Just Add Water

Before you can go from farm to fork, you’ve got to go from land to farm. On a plot in West Sacramento, start-up Farm from a Box is seeding an innovative way forward for new agriculturists.
Farmfromabox
Rendering courtesy of Farm from a Box.

From the outside, it looks to be just another shipping container, the kind that transports toasters, engine parts and fuzzy bedroom slippers on slow boats from China—and technically, it is a shipping container, albeit one with superpowers, the way James Bond’s car looks like just another car until you push the button for the ejector seat.

But Farm from a Box is actually a self-contained kit that drops into place and opens up like some kind of sci-fi landing craft, unpacking an entire high-tech farming operation, with bells and whistles like a sophisticated drip irrigation system, solar panels, cold storage space and even a Wi-Fi connectivity package for remote crop monitoring. Everything you’d need to transform a food desert—or a vacant lot in West Sacramento—into an agricultural oasis and create a 2-acre farm capable of feeding about 150 people.

Founders Brandi DeCarli and Scott Thompson came up with the idea in 2013 after they attempted to build a youth empowerment center in Kenya using steel shipping containers. “It was painfully obvious that healthy food access was very much an issue,” says DeCarli, whose background is in philanthropy. “So we thought, ‘Let’s see if we can put something together to support local food production out of a shipping container [too].’ ”
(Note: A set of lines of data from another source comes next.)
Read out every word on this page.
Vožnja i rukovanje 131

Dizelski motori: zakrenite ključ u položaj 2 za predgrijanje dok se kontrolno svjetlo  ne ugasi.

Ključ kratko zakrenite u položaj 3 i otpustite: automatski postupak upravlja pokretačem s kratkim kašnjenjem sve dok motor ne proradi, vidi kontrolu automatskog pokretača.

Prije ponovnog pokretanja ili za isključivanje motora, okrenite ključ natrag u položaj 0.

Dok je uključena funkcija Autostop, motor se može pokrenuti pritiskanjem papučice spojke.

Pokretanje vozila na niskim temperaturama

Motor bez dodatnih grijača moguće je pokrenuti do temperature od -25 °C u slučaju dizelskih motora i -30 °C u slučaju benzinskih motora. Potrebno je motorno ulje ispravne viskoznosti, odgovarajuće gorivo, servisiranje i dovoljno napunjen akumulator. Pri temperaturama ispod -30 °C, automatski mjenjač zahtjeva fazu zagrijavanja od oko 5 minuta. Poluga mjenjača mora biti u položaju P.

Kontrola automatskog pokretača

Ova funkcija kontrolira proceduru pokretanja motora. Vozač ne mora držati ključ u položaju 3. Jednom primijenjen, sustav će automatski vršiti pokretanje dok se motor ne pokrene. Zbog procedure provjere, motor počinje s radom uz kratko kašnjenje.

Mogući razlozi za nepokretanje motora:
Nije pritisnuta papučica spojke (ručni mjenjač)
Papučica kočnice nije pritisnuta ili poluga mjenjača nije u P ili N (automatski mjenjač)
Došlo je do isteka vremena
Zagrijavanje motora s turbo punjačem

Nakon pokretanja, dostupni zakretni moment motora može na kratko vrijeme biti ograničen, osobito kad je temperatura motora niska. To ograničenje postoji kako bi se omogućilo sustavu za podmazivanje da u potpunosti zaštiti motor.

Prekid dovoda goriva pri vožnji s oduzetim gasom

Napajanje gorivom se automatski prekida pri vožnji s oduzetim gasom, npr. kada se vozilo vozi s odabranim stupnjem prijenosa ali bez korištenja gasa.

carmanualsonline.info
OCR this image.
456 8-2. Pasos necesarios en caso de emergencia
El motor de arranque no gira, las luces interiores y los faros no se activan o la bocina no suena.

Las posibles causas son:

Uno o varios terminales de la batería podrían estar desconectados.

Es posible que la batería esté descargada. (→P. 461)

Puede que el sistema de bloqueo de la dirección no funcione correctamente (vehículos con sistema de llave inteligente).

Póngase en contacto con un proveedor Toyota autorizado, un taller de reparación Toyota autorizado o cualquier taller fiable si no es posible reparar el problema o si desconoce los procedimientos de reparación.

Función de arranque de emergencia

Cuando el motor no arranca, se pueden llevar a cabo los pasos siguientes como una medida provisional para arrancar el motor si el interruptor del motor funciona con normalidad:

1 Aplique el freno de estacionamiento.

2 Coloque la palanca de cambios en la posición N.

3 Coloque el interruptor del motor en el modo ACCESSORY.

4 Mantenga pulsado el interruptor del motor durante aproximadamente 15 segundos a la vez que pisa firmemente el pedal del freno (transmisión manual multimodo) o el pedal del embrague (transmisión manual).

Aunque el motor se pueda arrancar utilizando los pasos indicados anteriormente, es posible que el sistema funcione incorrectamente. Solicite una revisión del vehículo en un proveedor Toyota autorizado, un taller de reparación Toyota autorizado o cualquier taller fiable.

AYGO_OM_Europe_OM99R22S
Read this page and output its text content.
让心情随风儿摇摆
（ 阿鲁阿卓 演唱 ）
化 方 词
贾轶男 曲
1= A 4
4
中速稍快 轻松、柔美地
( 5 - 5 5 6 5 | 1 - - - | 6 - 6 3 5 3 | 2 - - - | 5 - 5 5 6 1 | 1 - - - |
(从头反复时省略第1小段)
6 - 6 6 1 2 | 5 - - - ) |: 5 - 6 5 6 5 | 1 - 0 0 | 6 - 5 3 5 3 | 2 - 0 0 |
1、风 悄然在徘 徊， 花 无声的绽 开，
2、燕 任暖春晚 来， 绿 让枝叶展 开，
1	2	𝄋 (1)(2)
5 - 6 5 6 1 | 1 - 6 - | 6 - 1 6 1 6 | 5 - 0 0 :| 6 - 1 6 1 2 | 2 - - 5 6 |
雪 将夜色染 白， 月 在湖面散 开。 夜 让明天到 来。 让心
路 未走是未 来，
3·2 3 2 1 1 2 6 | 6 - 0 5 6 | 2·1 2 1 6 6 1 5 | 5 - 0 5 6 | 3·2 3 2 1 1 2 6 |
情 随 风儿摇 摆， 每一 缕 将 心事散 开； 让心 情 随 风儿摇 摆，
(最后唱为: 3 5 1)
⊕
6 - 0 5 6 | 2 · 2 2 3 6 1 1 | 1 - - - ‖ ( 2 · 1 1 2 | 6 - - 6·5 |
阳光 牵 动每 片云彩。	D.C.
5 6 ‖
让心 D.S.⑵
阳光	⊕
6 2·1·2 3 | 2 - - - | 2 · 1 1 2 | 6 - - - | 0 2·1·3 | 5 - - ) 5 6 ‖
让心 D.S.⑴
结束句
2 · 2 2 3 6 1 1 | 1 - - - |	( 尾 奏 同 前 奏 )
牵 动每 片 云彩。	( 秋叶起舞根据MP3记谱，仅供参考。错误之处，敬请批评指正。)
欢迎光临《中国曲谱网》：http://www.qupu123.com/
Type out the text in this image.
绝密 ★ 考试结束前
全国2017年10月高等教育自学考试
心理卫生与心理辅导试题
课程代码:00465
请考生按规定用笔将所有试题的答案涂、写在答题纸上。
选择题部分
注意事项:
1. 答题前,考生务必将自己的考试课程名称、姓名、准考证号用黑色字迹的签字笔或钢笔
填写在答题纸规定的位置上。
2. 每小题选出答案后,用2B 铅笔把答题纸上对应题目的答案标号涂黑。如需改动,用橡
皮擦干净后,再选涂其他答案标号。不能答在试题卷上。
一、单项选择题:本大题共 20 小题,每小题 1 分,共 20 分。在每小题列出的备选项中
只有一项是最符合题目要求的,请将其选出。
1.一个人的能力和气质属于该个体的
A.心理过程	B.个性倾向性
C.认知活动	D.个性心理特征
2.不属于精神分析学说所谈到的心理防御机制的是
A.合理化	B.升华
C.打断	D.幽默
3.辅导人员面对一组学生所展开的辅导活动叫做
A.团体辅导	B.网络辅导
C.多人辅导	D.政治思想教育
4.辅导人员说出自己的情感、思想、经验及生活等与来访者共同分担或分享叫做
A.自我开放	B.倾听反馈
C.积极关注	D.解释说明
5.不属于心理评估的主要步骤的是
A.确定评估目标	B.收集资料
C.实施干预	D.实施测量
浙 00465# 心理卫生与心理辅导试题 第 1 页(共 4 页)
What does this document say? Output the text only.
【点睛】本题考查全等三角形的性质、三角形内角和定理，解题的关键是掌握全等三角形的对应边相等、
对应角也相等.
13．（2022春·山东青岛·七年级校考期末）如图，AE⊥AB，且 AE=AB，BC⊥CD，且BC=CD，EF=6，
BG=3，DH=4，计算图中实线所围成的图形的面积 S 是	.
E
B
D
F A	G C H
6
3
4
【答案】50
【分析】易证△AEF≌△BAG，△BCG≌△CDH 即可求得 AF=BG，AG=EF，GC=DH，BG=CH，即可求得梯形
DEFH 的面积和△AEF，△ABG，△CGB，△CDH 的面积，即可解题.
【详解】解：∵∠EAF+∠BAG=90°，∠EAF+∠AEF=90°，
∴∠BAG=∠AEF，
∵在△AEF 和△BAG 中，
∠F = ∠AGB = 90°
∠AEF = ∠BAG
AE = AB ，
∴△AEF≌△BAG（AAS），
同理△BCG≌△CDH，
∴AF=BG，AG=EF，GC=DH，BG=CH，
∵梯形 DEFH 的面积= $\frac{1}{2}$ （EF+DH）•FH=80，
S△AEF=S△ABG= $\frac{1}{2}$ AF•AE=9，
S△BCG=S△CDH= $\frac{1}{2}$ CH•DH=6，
The team—which just opened its first box overseas in Tanzania in September (each one starts at $55,000)—found the perfect proving ground for its test unit at the New Roots farm in West Sacramento. There, 40 refugee farmers from countries like Bhutan, Nepal and Iraq have been using this “Swiss Army knife of sustainable farming” to grow everything from eggplants and tomatoes to amaranths and stinging nettles since last spring. Says Tom Stein, a program manager for the International Rescue Committee, which oversees New Roots, “It’s a great way to repurpose the land in a meaningful way.”